In the series of large-scale works on paper which succeeded this group, the elements and devices marooned in the infinity of a white ground, were replaced by richly textured, packed atmospheres. Jones produced them by developing several paintings simultaneously and would borrow and recycle templates and images so that the sibling of a saxaphone would surface, in negative, from one painting to another. In these improvisations on themes of materialisation and dematerialisation a human presence, albeit conjured according to the playful mechnaics of Duchamp and Picabia, is never far away.

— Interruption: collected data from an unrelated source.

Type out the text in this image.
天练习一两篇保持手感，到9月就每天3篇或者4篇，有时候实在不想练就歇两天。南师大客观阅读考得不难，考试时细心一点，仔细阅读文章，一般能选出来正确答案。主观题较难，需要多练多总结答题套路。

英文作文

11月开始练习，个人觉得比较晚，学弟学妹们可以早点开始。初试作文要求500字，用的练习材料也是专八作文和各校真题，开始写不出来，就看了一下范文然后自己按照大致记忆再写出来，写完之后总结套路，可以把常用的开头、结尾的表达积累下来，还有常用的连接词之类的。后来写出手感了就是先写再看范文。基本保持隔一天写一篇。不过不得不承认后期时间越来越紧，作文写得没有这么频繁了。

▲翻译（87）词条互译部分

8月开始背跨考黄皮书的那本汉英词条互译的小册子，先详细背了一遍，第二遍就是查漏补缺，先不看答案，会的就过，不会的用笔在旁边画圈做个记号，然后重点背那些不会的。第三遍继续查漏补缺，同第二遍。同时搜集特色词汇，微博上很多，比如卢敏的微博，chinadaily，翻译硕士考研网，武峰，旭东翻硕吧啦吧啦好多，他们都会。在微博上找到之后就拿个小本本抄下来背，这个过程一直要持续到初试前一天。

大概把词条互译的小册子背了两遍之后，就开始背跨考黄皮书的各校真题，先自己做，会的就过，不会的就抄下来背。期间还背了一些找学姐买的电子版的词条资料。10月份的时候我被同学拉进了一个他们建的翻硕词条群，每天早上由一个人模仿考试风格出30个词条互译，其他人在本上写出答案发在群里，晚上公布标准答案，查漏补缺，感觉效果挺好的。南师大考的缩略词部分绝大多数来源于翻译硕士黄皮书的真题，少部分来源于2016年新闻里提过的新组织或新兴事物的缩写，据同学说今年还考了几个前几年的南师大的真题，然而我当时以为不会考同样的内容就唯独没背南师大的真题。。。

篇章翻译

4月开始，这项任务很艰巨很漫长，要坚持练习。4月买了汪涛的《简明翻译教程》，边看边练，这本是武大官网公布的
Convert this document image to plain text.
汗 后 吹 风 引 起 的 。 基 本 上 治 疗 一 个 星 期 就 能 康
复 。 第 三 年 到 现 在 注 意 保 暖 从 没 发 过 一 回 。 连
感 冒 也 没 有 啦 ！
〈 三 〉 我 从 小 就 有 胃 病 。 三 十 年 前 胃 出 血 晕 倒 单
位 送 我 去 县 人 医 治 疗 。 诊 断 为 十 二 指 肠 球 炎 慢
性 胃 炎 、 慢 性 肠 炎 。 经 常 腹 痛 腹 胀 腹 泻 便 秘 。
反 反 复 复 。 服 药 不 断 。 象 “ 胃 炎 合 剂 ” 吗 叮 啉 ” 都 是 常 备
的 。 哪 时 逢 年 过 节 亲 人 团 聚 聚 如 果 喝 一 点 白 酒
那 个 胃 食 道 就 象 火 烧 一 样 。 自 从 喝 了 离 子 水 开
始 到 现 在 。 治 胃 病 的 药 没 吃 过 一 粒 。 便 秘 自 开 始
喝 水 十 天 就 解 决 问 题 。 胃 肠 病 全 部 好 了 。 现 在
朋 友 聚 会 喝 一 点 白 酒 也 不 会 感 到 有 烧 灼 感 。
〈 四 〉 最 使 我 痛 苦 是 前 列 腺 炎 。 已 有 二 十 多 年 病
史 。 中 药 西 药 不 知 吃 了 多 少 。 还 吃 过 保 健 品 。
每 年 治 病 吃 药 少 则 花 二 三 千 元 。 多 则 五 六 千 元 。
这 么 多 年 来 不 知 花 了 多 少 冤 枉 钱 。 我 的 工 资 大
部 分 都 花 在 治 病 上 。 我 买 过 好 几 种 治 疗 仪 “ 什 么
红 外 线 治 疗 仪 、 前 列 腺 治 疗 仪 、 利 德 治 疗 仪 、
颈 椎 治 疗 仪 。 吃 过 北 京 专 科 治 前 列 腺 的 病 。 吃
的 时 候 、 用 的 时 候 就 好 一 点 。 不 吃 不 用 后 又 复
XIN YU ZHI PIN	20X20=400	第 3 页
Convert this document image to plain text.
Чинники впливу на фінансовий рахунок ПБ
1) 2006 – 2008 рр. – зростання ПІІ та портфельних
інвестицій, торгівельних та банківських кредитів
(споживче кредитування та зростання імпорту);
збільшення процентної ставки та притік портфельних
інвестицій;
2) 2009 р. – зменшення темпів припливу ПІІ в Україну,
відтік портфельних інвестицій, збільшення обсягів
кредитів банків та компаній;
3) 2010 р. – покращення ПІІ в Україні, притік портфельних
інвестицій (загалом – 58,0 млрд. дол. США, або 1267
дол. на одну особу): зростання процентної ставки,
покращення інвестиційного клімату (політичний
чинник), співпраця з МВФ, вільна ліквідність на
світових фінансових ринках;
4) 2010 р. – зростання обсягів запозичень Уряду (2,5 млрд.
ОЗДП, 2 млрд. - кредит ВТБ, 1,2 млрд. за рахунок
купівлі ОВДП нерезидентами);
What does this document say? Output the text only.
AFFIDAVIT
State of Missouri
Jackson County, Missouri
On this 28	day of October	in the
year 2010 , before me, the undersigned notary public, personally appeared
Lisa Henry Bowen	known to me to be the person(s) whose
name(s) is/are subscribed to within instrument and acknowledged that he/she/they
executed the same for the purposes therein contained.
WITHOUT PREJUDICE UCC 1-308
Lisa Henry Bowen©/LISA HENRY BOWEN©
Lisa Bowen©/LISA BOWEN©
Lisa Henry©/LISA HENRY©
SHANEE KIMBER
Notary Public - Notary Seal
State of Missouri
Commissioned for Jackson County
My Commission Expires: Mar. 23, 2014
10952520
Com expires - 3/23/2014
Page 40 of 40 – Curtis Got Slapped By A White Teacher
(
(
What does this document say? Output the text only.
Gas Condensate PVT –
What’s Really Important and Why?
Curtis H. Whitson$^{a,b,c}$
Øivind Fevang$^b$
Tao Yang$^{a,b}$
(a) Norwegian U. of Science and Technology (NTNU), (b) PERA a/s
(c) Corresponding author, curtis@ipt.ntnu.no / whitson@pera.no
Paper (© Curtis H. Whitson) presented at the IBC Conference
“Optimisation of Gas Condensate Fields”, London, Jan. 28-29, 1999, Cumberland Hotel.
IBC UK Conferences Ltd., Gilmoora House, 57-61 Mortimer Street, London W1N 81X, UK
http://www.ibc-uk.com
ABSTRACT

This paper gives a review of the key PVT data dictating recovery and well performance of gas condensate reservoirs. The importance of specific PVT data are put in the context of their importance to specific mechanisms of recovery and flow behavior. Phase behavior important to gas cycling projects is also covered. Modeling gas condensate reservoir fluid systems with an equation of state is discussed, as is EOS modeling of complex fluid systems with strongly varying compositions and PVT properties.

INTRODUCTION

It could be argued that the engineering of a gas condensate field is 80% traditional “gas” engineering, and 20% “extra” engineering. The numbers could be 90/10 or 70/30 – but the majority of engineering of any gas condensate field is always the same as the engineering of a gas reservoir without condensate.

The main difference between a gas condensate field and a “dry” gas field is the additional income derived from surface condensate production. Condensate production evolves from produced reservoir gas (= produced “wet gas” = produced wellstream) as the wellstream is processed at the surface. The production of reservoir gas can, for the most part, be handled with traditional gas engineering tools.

While producing these paintings, Jones had made his first visit to Japan and in 1987 embarked on a longer stay, a two-year scholarship at Kyoto University of Arts. Temperamentally attuned to the country, he was also keenly aware of his foreignness but, like European film-makers such as Wim Wenders who see the American scene with a keener eye than their counterparts amongst the natives, he was very quick to assimilate experiences of every kind, both visual and non- visual. In the series of works which he produced, each painting consisted of a square within a square with the ensuing border being crucial to the overall structure. Crossing the Wire - Catching the Thread (the painting which really does hint at his sense of alienation in a foreign land) is, however, the exception which proves the rule. Here an extra rectangle has been added to the base of the painting while the inner square has been reduced and left unpainted. An innocently literal reading of the consequent image might be of a film screen (films again), from which the projected events have somehow slipped and are flickering on and off in the space of a room. A less literal interpretation still yields a disturbingly ambiguous construction in which the dull crimson border sometimes towers over us and sometimes recedes. The 'cubist' still-life of bottle, telephone and box, placed within a shadow of which Braque would have wholly approved, compounds the sense of unease occupying, as it does, a palpable space whilst being surrounded by spatial compression.
Empty Orchestra 1






Crossing the Wire

In this series it is very much as if the pragmatist collage methods of his earlier work had yielded to more spontaneous painting. The organic development of paintings remained however: areas of paint would be established and then wiped out, or obliterated, areas of lacquer or varnishes would be introduced (Japanese art was, after all, around him everywhere), and his favourite compositional devices - the plunging diagonals and fluttering ribbons - remained. Mysteriously, some of the harsher images persisted too, the thorns, for instance or the carapaces that make one think of the cruelties of Bosch. Often though, these paintings look as if they came into being by some process akin to parthenogenesis or that at any rate the artist had adopted the role of the distant master of ceremonies. Or perhaps not. Like Tarkovsky's Stalker, Jones lies in wait, watches, ensnares, reveals - or merely hints. It is the strategy of the poet.